Good Morning Everyone! We have all the makings of a beautiful day here. I am hoping to get the maple taps out. A few locals say they have sap running but it is on the early side of the season yet. The kids are down with some kind of bug; long night up with the poor urchins. We have a potential crewmember coming to interview for the messmate’s position. And I am on call on the ambulance. Another slow day here in the woods.

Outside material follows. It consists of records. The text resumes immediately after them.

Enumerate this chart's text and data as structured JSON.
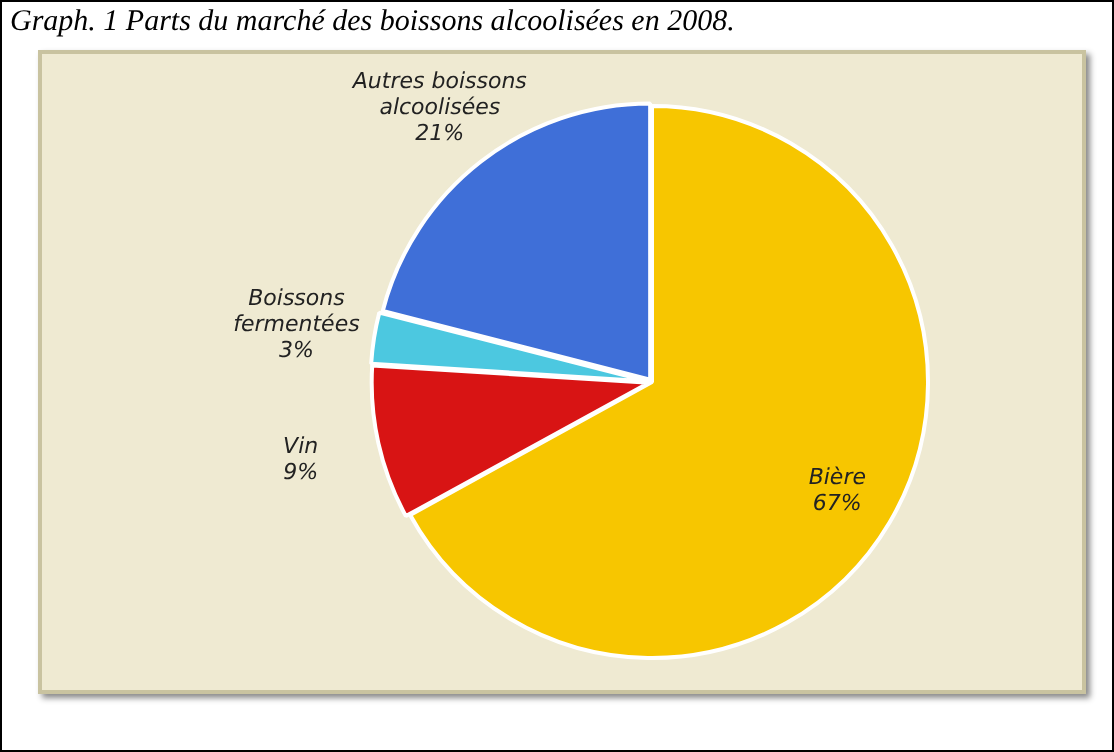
{
  "chart_data": {
    "type": "pie",
    "title": "Graph. 1 Parts du marché des boissons alcoolisées en 2008.",
    "categories": [
      "Bière",
      "Vin",
      "Boissons fermentées",
      "Autres boissons alcoolisées"
    ],
    "values": [
      67,
      9,
      3,
      21
    ],
    "colors": [
      "#f7c600",
      "#d81414",
      "#4cc8e0",
      "#3f6fd8"
    ],
    "value_labels": [
      "67%",
      "9%",
      "3%",
      "21%"
    ],
    "legend": false
  }
}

I received an email the other day, curious about ARNO, the schooner’s yawl boat. Where did that name come from? Arno Day was Mary Day’s brother. He has passed on but he was a very well know and loved boat builder from Sedgewick, Maine on the Benjamin River. Arno also designed boats and shared his knowledge freely with any one interested. As I have it, and this may not be completely accurate, Arno built his own yawl boat namesake from a design drawing we have a copy of done by Havilah “Buds” Hawkins. Ronny Hawkins, one of Buds’s and Mary’s sons showed me the original carved model. I have also been told that Arno helped build the interior of the schooner after she was launched. The curious question that wasn’t asked was the derivation of the word “yawl”. Many of you know this as a sailing rig with a small riding sailing aft of the main mast. Originally a fishing vessel rig designed to keep the bow up in to the wind while tending gear and in modern times a sailing rig popularized by the racing rating rules of the late 50s, the term comes from several possible corruptions of the middle German word “jolle”, or the French word” yale”, or Dutch “jol”, all meaning “utility”. Today, 10 of the Maine windjammers carry yawl boats and no internal propulsion giving Maine the largest concentration of pure working sailing vessels in the country. Pretty cool if you ask me.

Have a great day. Be well. Do good.

Photos by Fritz Shantz. I have to say the one of Jen in Arno makes my heart go pitter patter, two strong and beautiful women gently nudging me to explore new places.